2. Impact on neural stem cell migration: Neural stem cell migration is critical for their proper localization and functional activity within the brain. Certain factors secreted by senescent cells may interfere with neural stem cell migration, preventing them from migrating to areas requiring repair. Abnormal expression of chemokines may alter the migration direction of neural stem cells, preventing them from reaching the site of injury for repair, thereby impairing the nervous system's self-repair capacity.
Alzheimer's disease treatment strategies targeting senescent cells
(1) Senolytics
1. Mechanism of action: Senolytics are a class of compounds that can selectively eliminate senescent cells. Their mechanisms of action primarily include inducing senescent cell apoptosis and inhibiting senescent cell anti-apoptotic signaling pathways. Dasatinib and quercetin are currently the most studied combinations of senolytics. Dasatinib can inhibit the overactivated kinase signaling pathways in senescent cells, while quercetin enhances the effects of dasatinib. When used in combination, they can selectively induce apoptosis in senescent cells and reduce their accumulation in the body.
2.Progress in animal experiments and clinical studies: In animal experiments, treatment of AD model mice with senescent cell clearance agents significantly reduced the number of senescent cells in the brain, lowered neuroinflammation levels, and improved cognitive function. Studies found that after administering dasatinib and quercetin combination therapy to AD model mice, the amount of Aβ plaques in the brain decreased, neuronal damage was reduced, and spatial learning and memory abilities improved.
Figure 3 Cellular senescence as a component of healthy aging and AD.
(2) Senescence-associated secretory phenotype modulators (Senomorphics)

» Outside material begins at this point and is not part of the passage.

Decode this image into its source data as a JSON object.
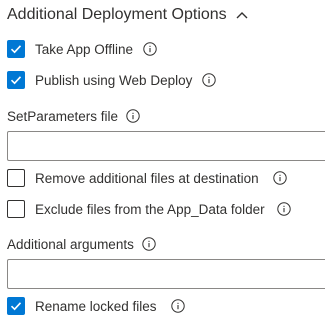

1. Mechanism of action: Senomorphics aim to regulate the secretion of SASP factors by senescent cells, reducing their harmful effects on surrounding cells. Some anti-inflammatory drugs can inhibit the expression and secretion of inflammatory factors in SASP, alleviating neuroinflammation. Some small-molecule compounds can regulate the metabolic pathways of senescent cells, altering the composition of SASP to weaken its damaging effects on surrounding cells.
2.Potential Application Prospects: The advantage of senescence-associated secretory phenotype modulators lies in their ability to improve the tissue microenvironment by regulating the secretory function of senescent cells rather than directly eliminating them. This may avoid some potential risks associated with senescent cell clearance agents, such as non-specific damage to normal cells. Therefore, senescence-associated secretory phenotype modulators hold broad application prospects and may emerge as a new therapeutic strategy for AD.
Conclusion
Senescent cells play a multifaceted role in the onset and progression of Alzheimer's disease. Through mechanisms such as inducing neuroinflammation, promoting neurodegeneration, altering intercellular communication, and influencing the microenvironment of neural stem cells, senescent cells exacerbate the pathological process of AD. Therapeutic strategies targeting senescent cells, such as the development of senescent cell clearance agents and senescence-associated secretory phenotype modulators, offer new options for the treatment of AD.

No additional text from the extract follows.